The Gautrain and most of the Bus Rapid Transit programmes in South Africa had his signature input. All commuters can be grateful for that. His signature in terms of universal access is also prevalent in most of Airports Company South Africa (ACSA)’s airport terminals as well as the 10 stadia used in the 2010 Soccer World Cup.

Through his leadership at the Federal Council on Disability, he also demonstrated his advocacy and lobby skills to ensure that legislation was applied for the benefit of people with disabilities.

He led the concept of universal design in the Institute of Architects in South Africa and ran many workshops, influencing our thinking to ensure we would not compromise for anything less. For that, we are very grateful.

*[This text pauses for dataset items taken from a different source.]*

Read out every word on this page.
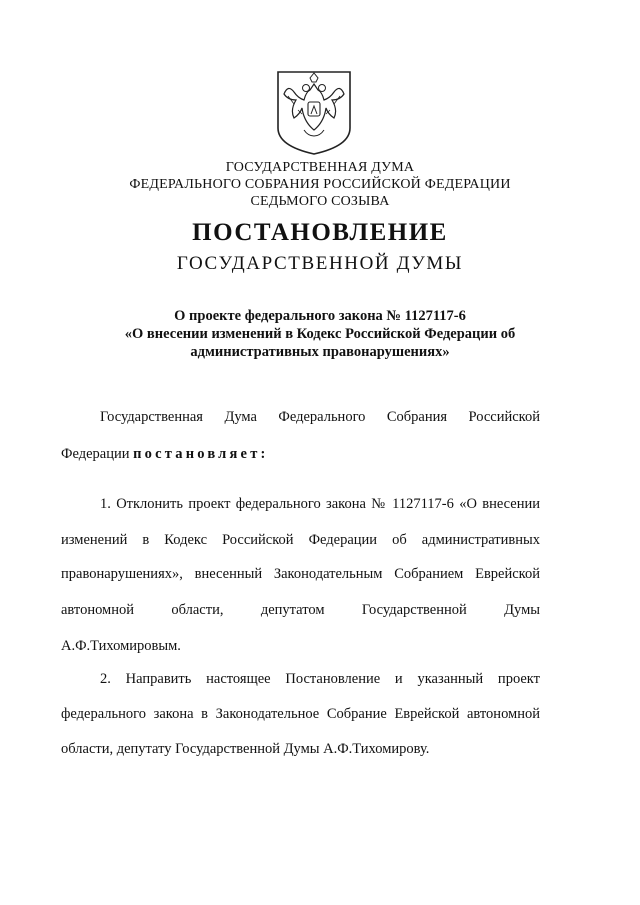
ГОСУДАРСТВЕННАЯ ДУМА
ФЕДЕРАЛЬНОГО СОБРАНИЯ РОССИЙСКОЙ ФЕДЕРАЦИИ
СЕДЬМОГО СОЗЫВА
ПОСТАНОВЛЕНИЕ
ГОСУДАРСТВЕННОЙ ДУМЫ
О проекте федерального закона № 1127117-6
«О внесении изменений в Кодекс Российской Федерации об
административных правонарушениях»
Государственная Дума Федерального Собрания Российской
Федерации постановляет:
1. Отклонить проект федерального закона № 1127117-6 «О внесении
изменений в Кодекс Российской Федерации об административных
правонарушениях», внесенный Законодательным Собранием Еврейской
автономной области, депутатом Государственной Думы
А.Ф.Тихомировым.
2. Направить настоящее Постановление и указанный проект
федерального закона в Законодательное Собрание Еврейской автономной
области, депутату Государственной Думы А.Ф.Тихомирову.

Phillip was also an advocate for the rights of people with disabilities and his services on the Presidential Working Group on Disabilities, advising several presidents (including former President Jacob Zuma and President Cyril Ramaphosa) was a huge influence.

The sad reality is that no one can replace the knowledge that he had and deployed in the disability sector to influence the public and private sector. He was one of the greatest and the disability sector will miss him dearly.

I enjoyed many an evening with Phillip over refreshments and good food. We had some memorable road trips together on our way to meetings.

We knew that, when the ignorant attending those meetings would see us arrive, they would silently mouth “OH F…” as they knew that there would be no compromise for the rights of people with disabilities with us in attendance.

Phillip and I worked in Sweden for a month. We were there on a learning excursion; however, it didn’t take long for them to learn far more from him than he did from them. Such was his knowledge and influence.

In saying goodbye to Phillip, I must say that life with a spinal cord injury is not easy. It is difficult, very difficult. Yet, he pursued, persisted and persuaded with resilience, not complaining about much at all.

Phillip Thomson, you have left a huge legacy that has made the lives of people with disabilities easier in South Africa and I’m sure even globally. Thank you for that. You will be remembered for a long time.

Thank you for your friendship, your sense of humour, your resilience and your bravery. Although for most of your life you could not walk, you certainly walked your talk.